I am often asked how am i doing and i respond with ok. Because that is the truth, im not great but not horrible either. I find myself often numb to the outside world and just block out any emotion that i feel. I dont find myself crying often...I find myself not being able to think of conversations to have with my boyfriend or thinking of food that sounds good to eat (considering i am quite creative, just the simple task of food seems to big to handle most days), i also find myself lost when i am in town. I cant think of where I am supposed to go or what I am supposed to do. For example: Yesterday I knew i was going to town to get lunch but I totally passed the place and then forgot what I was doing. Ugh, just the simple things in life that we often take for granted.

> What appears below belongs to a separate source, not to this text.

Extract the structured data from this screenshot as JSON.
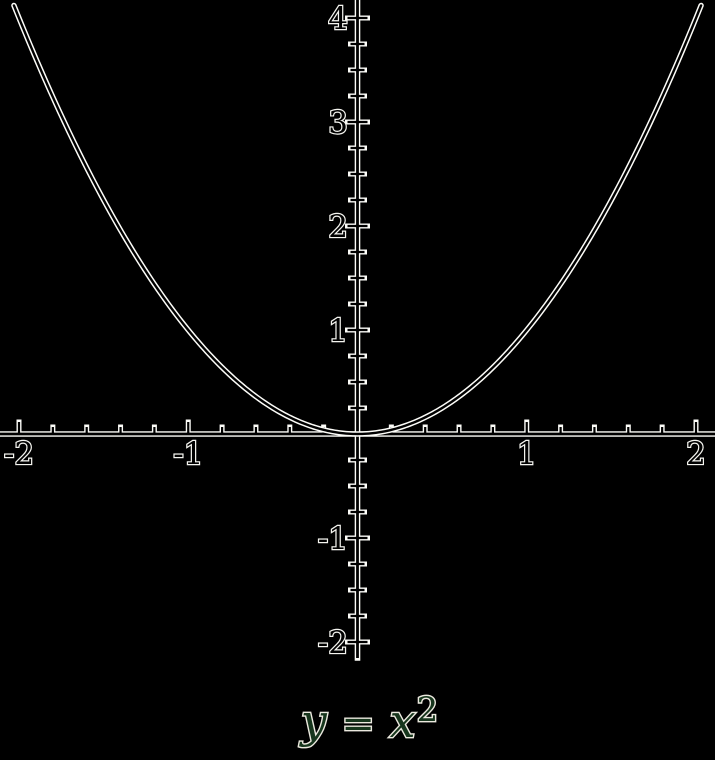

I had to (for myself and for Isaiah) continue on with schooling for my nursing degree...I knew that I wasnt sure how well i would do so i chose to take 2 online classes which appear to be a ton of busy work and one class on campus. As this week was the first week of class, I found myself having a serious anxiety attack and felt like i was going to break down during class. I kept my head down with my hair covering my face for most of the class so I could wipe away the tears and not have anyone see me. It was agony sitting there and being around others not close to me.
I have this huge fear of going back to work. I dont want to be asked a ton of questions nor do i want to answer them. I also dont want to be seen broken down and crying in the middle of waiting tables, how great of customer service would that be! Then on the flip side, i think maybe it would be good for me to be busy so i dont have time to just sit around and numb myself by being on the internet or watching tv.
Even though I often know that God has a plan and had a plan of Isaiahs life and that I am forever blessed by his presence...I sometimes feel that this isnt real, that its just a dream and in 2 1/2 months I will be delivering him. Even though i have no more symptoms of pregnancy and am often reminded of this when i dont have to rush to the bathroom every hour.